New tree board member completes census

ORIGINALLY WRITTEN DON RATZLAFF
You could call Jonah Kliewer a man with a mission. Or a model appointee to a civic board.

Of course, some folks who don’t appreciate trees as much as Kliewer does might think he’s a man with too much time on his hands.

But as a relatively new member of the Hillsboro Tree Board, Kliewer took it upon himself to initiate a one-man census of the entire city to find out what kind of tree varieties can be found within.

About two weeks and 3,000 trees later, Kliewer had a written report ready to present at a recent meeting of the Tree Board he has attended. (See sidebar.)

It was also was the first meeting Kliewer had attended since his appointment.

“At the time I thought, I’ve been on the tree board for half a year and nothing’s happening,” said the retired Tabor College music professor. “I didn’t even know who was on it and I didn’t even know what it was about.

“I decided if I was going to be in this business, one of the things that would need to happen is that we would have to know what the tree population was-how many of each species and where they were, approximately.

“So I just did it.”

Since sharing his finding, he discovered that a few years ago the Tree Board had conducted a census of its own, “but it wasn’t a census as I ran it.”

What Kliewer did was to traverse every street in town and identify the species he could see from the street.

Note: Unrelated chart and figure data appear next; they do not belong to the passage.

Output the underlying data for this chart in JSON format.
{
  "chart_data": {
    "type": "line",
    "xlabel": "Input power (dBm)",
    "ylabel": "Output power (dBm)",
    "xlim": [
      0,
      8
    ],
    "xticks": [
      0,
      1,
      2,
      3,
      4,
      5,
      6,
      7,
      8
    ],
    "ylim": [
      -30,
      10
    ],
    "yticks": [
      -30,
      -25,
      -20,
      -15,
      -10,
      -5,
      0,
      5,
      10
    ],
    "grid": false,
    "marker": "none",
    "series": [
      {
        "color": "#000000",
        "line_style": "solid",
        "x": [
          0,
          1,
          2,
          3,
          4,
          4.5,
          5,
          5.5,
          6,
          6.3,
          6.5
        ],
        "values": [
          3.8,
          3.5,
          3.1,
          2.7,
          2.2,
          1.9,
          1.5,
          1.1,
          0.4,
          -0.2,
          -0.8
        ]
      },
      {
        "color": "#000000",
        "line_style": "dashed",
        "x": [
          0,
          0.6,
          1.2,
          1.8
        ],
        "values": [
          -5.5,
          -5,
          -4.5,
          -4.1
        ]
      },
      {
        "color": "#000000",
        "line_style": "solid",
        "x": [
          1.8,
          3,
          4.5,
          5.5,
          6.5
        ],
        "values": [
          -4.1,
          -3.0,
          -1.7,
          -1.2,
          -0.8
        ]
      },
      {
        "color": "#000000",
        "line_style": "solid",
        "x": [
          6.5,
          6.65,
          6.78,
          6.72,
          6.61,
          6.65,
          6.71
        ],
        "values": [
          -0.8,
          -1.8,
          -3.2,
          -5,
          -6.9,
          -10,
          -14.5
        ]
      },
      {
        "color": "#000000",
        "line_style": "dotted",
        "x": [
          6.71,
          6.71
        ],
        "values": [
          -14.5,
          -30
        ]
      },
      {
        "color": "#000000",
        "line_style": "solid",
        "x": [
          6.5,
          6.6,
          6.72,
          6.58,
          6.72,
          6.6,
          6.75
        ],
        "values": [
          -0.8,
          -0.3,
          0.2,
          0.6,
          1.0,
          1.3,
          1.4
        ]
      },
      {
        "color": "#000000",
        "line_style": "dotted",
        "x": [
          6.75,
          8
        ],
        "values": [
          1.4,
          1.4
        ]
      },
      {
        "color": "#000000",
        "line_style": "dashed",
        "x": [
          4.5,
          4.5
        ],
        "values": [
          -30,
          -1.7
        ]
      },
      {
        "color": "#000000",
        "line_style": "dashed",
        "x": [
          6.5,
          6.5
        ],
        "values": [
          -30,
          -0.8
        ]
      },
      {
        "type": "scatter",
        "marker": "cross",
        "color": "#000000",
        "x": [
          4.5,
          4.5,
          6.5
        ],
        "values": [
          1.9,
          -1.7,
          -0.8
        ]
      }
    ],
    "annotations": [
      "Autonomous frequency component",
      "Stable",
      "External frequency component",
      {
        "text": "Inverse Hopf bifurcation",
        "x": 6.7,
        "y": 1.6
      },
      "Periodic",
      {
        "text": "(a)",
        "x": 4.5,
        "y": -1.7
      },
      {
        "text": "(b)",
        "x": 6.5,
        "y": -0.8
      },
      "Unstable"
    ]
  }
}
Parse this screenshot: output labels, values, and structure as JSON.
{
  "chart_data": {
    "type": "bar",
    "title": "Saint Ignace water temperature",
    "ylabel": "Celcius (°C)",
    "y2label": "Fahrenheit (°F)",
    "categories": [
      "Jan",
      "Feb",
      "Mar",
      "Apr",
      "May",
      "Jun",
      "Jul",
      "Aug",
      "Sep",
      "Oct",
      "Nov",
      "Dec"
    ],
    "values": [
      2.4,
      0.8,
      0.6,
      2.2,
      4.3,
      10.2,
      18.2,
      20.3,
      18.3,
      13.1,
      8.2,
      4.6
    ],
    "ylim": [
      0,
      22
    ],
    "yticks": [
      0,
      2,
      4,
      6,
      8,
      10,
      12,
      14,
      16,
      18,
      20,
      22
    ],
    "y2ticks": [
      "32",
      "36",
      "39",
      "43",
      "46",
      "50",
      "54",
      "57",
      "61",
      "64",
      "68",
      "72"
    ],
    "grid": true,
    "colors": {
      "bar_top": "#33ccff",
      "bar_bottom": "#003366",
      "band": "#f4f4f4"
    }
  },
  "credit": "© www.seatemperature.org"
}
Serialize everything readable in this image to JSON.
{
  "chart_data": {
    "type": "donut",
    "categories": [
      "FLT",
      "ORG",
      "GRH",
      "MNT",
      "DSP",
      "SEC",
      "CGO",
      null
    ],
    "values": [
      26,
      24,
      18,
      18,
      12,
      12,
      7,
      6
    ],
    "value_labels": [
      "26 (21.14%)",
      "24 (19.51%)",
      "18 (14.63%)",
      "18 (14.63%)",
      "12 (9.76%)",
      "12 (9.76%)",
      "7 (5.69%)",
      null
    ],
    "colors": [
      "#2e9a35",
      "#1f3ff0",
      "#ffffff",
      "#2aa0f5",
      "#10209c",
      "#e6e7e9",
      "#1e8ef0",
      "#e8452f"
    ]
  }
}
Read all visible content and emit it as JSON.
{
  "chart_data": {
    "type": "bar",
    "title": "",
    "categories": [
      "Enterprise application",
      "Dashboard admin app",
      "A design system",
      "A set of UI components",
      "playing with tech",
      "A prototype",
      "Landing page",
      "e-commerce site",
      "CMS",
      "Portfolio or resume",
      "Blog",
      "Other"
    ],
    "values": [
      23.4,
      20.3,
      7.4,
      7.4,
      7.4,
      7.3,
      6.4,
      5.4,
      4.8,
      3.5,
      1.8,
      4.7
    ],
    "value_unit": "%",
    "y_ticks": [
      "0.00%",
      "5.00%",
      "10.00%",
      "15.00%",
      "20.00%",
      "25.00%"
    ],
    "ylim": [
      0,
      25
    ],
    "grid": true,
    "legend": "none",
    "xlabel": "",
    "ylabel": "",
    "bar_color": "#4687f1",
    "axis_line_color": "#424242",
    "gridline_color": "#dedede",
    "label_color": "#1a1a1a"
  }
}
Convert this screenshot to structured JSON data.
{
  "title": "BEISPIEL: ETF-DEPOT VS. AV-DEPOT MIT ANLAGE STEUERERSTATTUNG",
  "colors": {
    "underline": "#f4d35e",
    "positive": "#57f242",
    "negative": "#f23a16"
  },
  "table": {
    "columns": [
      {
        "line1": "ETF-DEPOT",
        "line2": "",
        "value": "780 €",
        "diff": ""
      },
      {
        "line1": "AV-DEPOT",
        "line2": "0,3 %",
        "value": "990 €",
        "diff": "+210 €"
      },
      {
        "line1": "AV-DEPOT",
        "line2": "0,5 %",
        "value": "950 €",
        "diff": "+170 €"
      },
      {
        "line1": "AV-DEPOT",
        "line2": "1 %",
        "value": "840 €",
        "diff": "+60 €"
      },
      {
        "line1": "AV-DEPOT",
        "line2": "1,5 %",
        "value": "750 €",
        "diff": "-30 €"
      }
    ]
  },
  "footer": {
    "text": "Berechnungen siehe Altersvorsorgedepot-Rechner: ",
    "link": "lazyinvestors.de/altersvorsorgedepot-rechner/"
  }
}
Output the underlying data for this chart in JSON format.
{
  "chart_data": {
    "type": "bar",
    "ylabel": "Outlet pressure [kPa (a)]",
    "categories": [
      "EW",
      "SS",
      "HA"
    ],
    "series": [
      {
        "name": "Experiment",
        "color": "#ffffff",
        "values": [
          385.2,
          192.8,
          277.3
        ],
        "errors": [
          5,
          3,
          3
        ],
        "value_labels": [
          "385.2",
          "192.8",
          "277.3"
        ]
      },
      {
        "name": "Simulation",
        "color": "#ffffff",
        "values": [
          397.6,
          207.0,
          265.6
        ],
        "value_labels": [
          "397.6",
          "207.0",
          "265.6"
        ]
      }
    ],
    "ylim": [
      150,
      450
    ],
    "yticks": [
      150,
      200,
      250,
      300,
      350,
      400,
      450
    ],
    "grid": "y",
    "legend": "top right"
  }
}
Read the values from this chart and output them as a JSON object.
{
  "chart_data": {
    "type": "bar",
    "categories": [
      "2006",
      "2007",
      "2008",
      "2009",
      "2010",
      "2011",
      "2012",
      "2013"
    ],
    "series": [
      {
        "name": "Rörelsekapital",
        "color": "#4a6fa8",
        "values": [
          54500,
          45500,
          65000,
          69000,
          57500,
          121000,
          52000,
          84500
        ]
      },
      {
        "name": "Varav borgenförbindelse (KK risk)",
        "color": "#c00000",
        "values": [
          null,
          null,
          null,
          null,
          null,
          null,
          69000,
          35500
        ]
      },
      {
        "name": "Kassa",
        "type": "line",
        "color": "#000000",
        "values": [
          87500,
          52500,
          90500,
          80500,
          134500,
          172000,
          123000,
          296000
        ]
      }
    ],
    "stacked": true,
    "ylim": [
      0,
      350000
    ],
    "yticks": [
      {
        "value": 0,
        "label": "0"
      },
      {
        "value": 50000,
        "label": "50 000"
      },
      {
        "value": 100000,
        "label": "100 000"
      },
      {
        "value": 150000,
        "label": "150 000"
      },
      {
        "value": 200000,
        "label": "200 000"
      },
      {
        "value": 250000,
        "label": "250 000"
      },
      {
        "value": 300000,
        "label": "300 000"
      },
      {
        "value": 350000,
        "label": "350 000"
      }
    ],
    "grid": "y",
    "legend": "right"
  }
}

He also diagrammed where he found them.

“I took three or four streets (at a time),” he said. “In one case I just walked, in another case I rode my bike, and in another case I drove the car. Each case seemed to work.

“When it came to counting the cedar trees, I drove every street because it’s easy to see the cedars. They don’t look like anything else.”

For Kliewer, taking his census was one way to see how the tree population in Hillsboro had changed from his earlier recollections.

“I was really interested in the fact that way back when the Dutch Elm disease came, Hillsboro’s main tree was the American Elm. I remember as a (Tabor College) student back in the ’50s, there were just a lot of American Elms lining the streets.”

Many local American Elm trees were lost when Dutch Elm disease hit in the 1960s and 1970s.

“But I counted something like 40 trees here in Hillsboro that are yet living,” Kliewer said. “And some of them are really very, very lovely, stately examples of the species.”

Kliewer said he’s always been interested in trees. As a result, he could recognize most species on sight. When he couldn’t identify the species, he researched the answer at the Tabor College Library.

“There are a bunch of other species which are introductions in hybrids of different sorts,” he said. “I can’t tell the difference between some of those.

“When it comes to the fruit hybrids, I can tell the Bradford pear, but then I know there are four or five varieties of Bradford pear. And then there’s the crabapple and its many derivations.

“All of them were chosen, partly because they’re fast growers, also because they are high color in the spring when they’re blossoming and high color in the fall when they change colors. But they’re short lived.”

Kliewer said the Tree Board felt his effort was useful to their work.

“It was information that they really did like, to find out the dominant species-and the fact that both the dominant species are the ones that are no longer recommended, and are the ones that sustained the greatest damage during the ice storm.”

Sharon Boese, owner of the Garden Center in Hillsboro and a member of the Tree Board, said Kliewer’s effort yielded useful fruit.

“It was a very thorough survey,” she said. “There were some small things he maybe he wasn’t aware of, but it’s very detailed for somebody who’s not of that profession.”

In addition to making a contribution to the work of the board, Kliewer, who makes furniture as a hobby, saw potential personal benefit as well.

“I began to look at trees as a person who, if you find a dead one, and if it is of the right variety, you’d say, ‘May I have that?’

“For instance, I’m waiting for one of the catalpa trees to die in town,” he added. “Those are long-life trees, but it’s also a very, very good wood. If it’s a big tree with a large trunk-something like 2 feet-in diameter, it can be cut up into boards to make furniture.

“Or, if it’s a smaller tree, you can make boxes.”